Abstract
Introduction. Adults with Ph-negative acute lymphoblastic leukemia (Ph- ALL) may not require allogeneic hematopoietic stem cell transplantation (alloHSCT) if they achieve negative measurable residual disease (MRD) after induction and consolidation therapy. However, it is unclear whether baseline genetic risk could more accurately identify patients (pts) who should receive chemotherapy (CHT) or alloHSCT. The aim of the PETHEMA LAL19 protocol (NCT04179929) was to evaluate the outcomes of pts assigned to differentiated post-induction therapy (CHT or alloHSCT) according to genetic features at diagnosis and MRD levels after induction.
Methods. PETHEMA LAL19 was a multicenter study, including data from 94 centers across Spain. It enrolled newly diagnosed Ph-negative ALL pts, both T- and B-lineage, who received a pediatric-inspired treatment. Pts with high-risk (HR) genetics, those requiring two induction cycles to achieve complete remission (CR), and those with CR but MRD ≥0.01% after induction-1 (Ind-1) or MRD ≥0.001% after early consolidation and reinduction were allocated to alloHSCT. The remaining pts, considered standard-risk pts, were assigned to late consolidation and maintenance. HR genetics in B-ALL included: KMT2A rearrangement, hypodiploidy (<40 chromosomes) in pts aged >35 years, homozygous TP53 mutations/deletions, or co-occurrence of IKZF1 and CDKN2A deletions. HR genetics in T-ALL included absence of NOTCH1/FBXW7 mutations and/or mutations in K/NRAS or PTEN. Early T-cell precursor (ETP) ALL pts received a different treatment and all of them were assigned to receive an alloHSCT in first CR. All MRD and genetic studies were centralized.
Results. Between end 2019 and August 2024, 436 eligible pts were enrolled (413 non-ETP and 23 ETP). In the non-ETP group, median age was 40 years (range, 18–60), 56% were male, median WBC count was 12×10⁹/L (0.4–740), and 80% had B-ALL. HR genetics were found in 36% (99/274) of B-ALL pts and 52% (34/65) of T-ALL cases. CR rate after Ind-1 was 84% (348/413) and increased to 95% (387/407) after Ind-1+Ind-2. MRD <0.01% was achieved in 63% (221/348) post-Ind-1 and in 91% (324/357) post-Ind-1+Ind-2. In the ETP-ALL group (n=23), median age was 29 years (range, 18-57), 57% were male, median WBC count was 29.2×10⁹/L (3.5-389), and five patients had CNS involvement. The CR rate was 74% (17/23) with 7 (41%) pts being MRD <0.01% after Ind-1 with FLAG-IDA.
By intention-to-treat, 243 pts (61%) from the non-ETP group were allocated to alloHSCT and 157 (39%) to CT. The 3-year overall survival (OS) was 64% (95% CI, 58%–69%), and the cumulative incidence of relapse (CIR) was 39% (33%–45%). Among pts with CR and MRD <0.01% after Ind-1 and without HR genetics (n=109), 3-year OS was 81% (70%–89%). This compares favorably with 50% (34%–63%) observed in genetically HR pts (n=64) with similar MRD clearance, as well as with 58% for pts with CR and MRD ≥0.01% and 53% for pts who did not achieve CR after Ind-1 (p<0.001). A very-good risk group of patients (absence of HR genetics & CR after ind-1 with MRD<0.01% & MRD<0.001% after Re-Induction) showed a 3-year OS of 89% (78%–95%) and a 3-year CIR of 19% (10%-31%) with CHT only. In ETP-ALL pts, the 3-year OS was 61% (37%–79%), and the CIR was 25% (8%–48%).

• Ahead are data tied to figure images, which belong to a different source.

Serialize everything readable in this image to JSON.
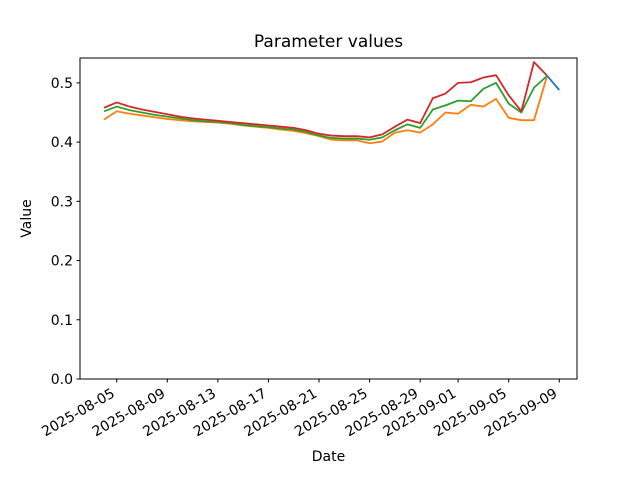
{
  "figure": {
    "title": "Parameter values",
    "xlabel": "Date",
    "ylabel": "Value"
  },
  "chart_data": {
    "type": "line",
    "title": "Parameter values",
    "xlabel": "Date",
    "ylabel": "Value",
    "ylim": [
      0.0,
      0.542
    ],
    "grid": false,
    "legend": null,
    "x_tick_labels": [
      "2025-08-05",
      "2025-08-09",
      "2025-08-13",
      "2025-08-17",
      "2025-08-21",
      "2025-08-25",
      "2025-08-29",
      "2025-09-01",
      "2025-09-05",
      "2025-09-09"
    ],
    "y_ticks": [
      0.0,
      0.1,
      0.2,
      0.3,
      0.4,
      0.5
    ],
    "y_tick_labels": [
      "0.0",
      "0.1",
      "0.2",
      "0.3",
      "0.4",
      "0.5"
    ],
    "dates": [
      "2025-08-04",
      "2025-08-05",
      "2025-08-06",
      "2025-08-07",
      "2025-08-08",
      "2025-08-09",
      "2025-08-10",
      "2025-08-11",
      "2025-08-12",
      "2025-08-13",
      "2025-08-14",
      "2025-08-15",
      "2025-08-16",
      "2025-08-17",
      "2025-08-18",
      "2025-08-19",
      "2025-08-20",
      "2025-08-21",
      "2025-08-22",
      "2025-08-23",
      "2025-08-24",
      "2025-08-25",
      "2025-08-26",
      "2025-08-27",
      "2025-08-28",
      "2025-08-29",
      "2025-08-30",
      "2025-08-31",
      "2025-09-01",
      "2025-09-02",
      "2025-09-03",
      "2025-09-04",
      "2025-09-05",
      "2025-09-06",
      "2025-09-07",
      "2025-09-08"
    ],
    "series": [
      {
        "name": "blue",
        "color": "#1f77b4",
        "dates": [
          "2025-09-08",
          "2025-09-09"
        ],
        "values": [
          0.513,
          0.488
        ]
      },
      {
        "name": "orange",
        "color": "#ff7f0e",
        "dates": null,
        "values": [
          0.438,
          0.452,
          0.448,
          0.445,
          0.442,
          0.439,
          0.437,
          0.435,
          0.434,
          0.433,
          0.431,
          0.428,
          0.426,
          0.424,
          0.421,
          0.419,
          0.415,
          0.41,
          0.404,
          0.403,
          0.403,
          0.398,
          0.401,
          0.416,
          0.42,
          0.416,
          0.43,
          0.45,
          0.448,
          0.463,
          0.46,
          0.473,
          0.441,
          0.437,
          0.437,
          0.509
        ]
      },
      {
        "name": "green",
        "color": "#2ca02c",
        "dates": null,
        "values": [
          0.452,
          0.46,
          0.454,
          0.45,
          0.446,
          0.443,
          0.44,
          0.437,
          0.435,
          0.434,
          0.432,
          0.429,
          0.427,
          0.425,
          0.423,
          0.421,
          0.417,
          0.411,
          0.407,
          0.406,
          0.406,
          0.404,
          0.408,
          0.42,
          0.43,
          0.424,
          0.455,
          0.462,
          0.47,
          0.469,
          0.49,
          0.5,
          0.465,
          0.45,
          0.492,
          0.511
        ]
      },
      {
        "name": "red",
        "color": "#d62728",
        "dates": null,
        "values": [
          0.458,
          0.467,
          0.46,
          0.455,
          0.451,
          0.447,
          0.443,
          0.44,
          0.438,
          0.436,
          0.434,
          0.432,
          0.43,
          0.428,
          0.426,
          0.424,
          0.42,
          0.414,
          0.411,
          0.41,
          0.41,
          0.408,
          0.413,
          0.426,
          0.438,
          0.432,
          0.474,
          0.482,
          0.5,
          0.501,
          0.509,
          0.513,
          0.479,
          0.452,
          0.535,
          0.513
        ]
      }
    ]
  }
}
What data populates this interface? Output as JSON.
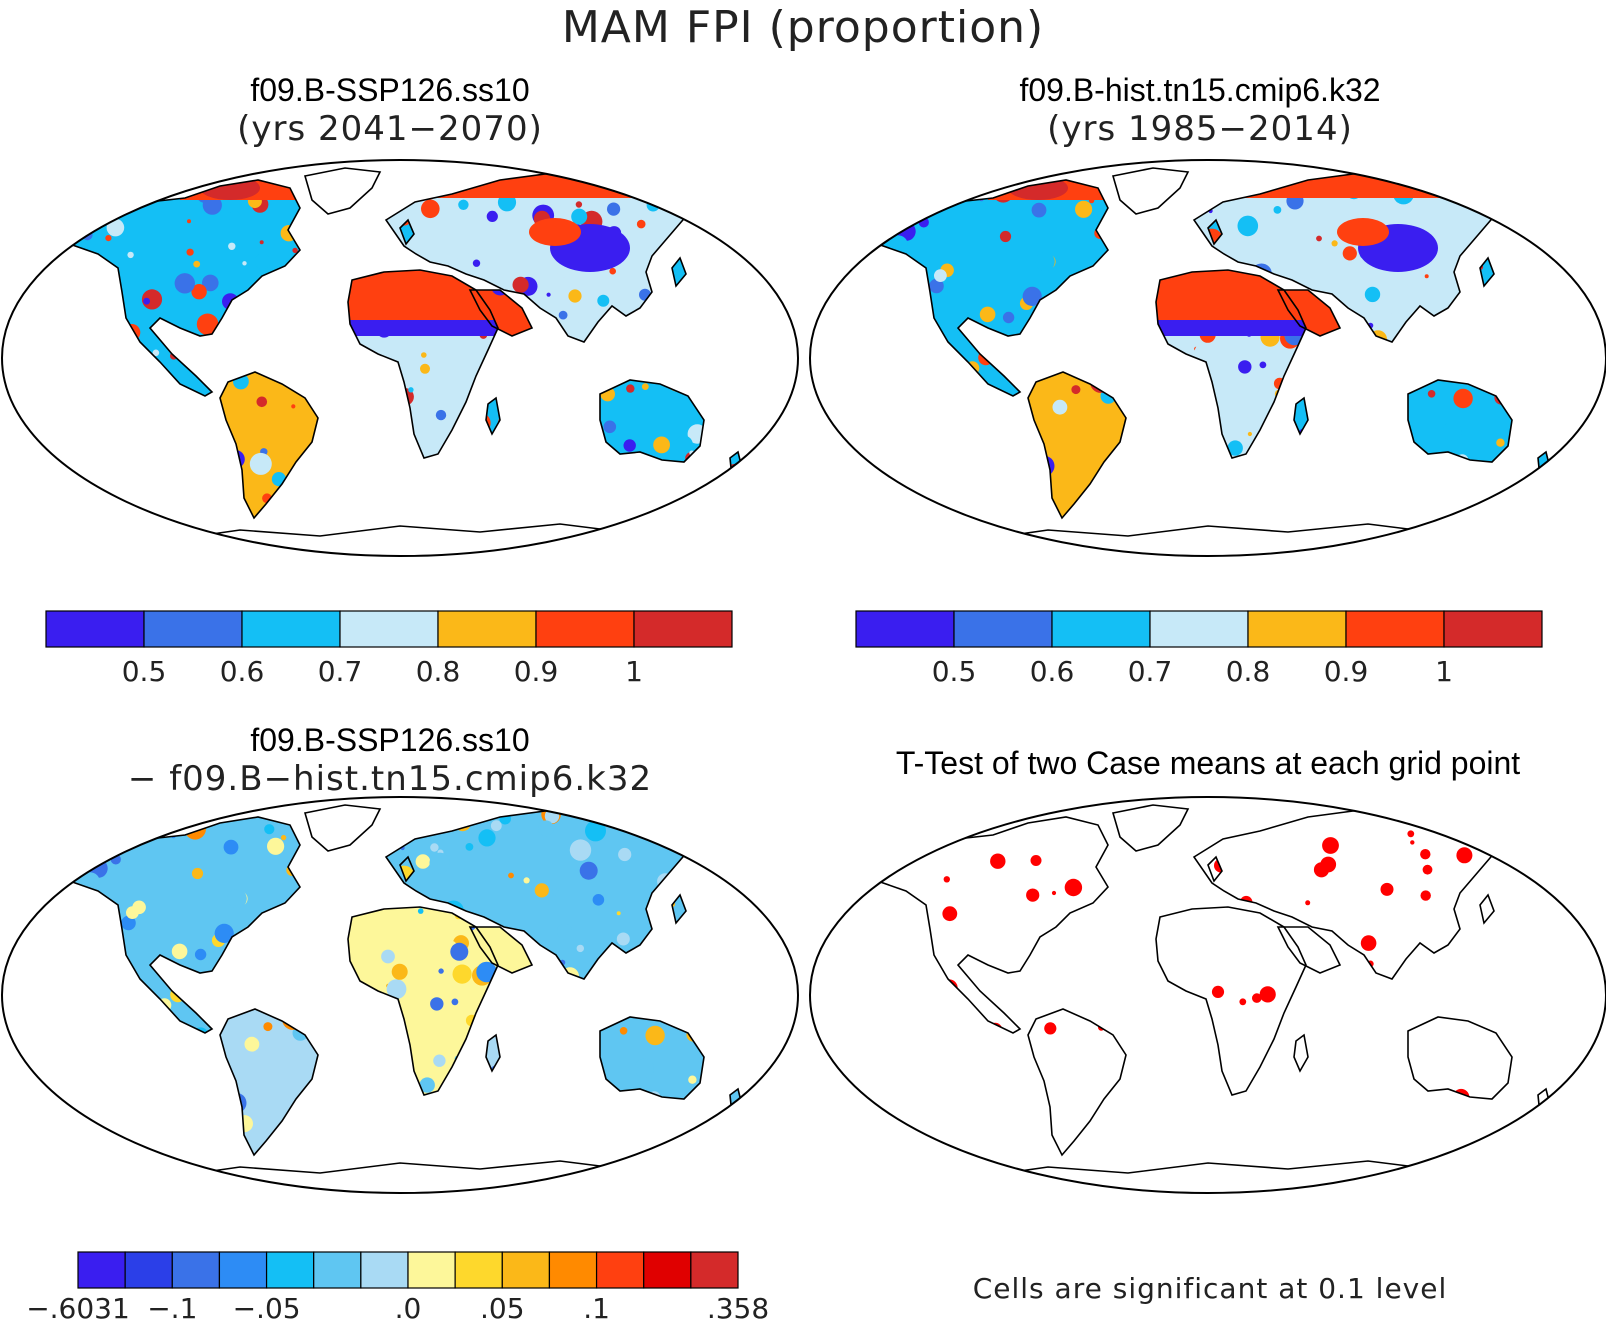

Conclusions. In adults with Ph- ALL, assigning post-remission treatment based on MRD and genetic risk is feasible. Genetic risk assessment among pts with good MRD clearance identified a subgroup with excellent prognosis without the need for alloHSCT. Thus, integrating genetic risk with MRD improves the precision of risk stratification.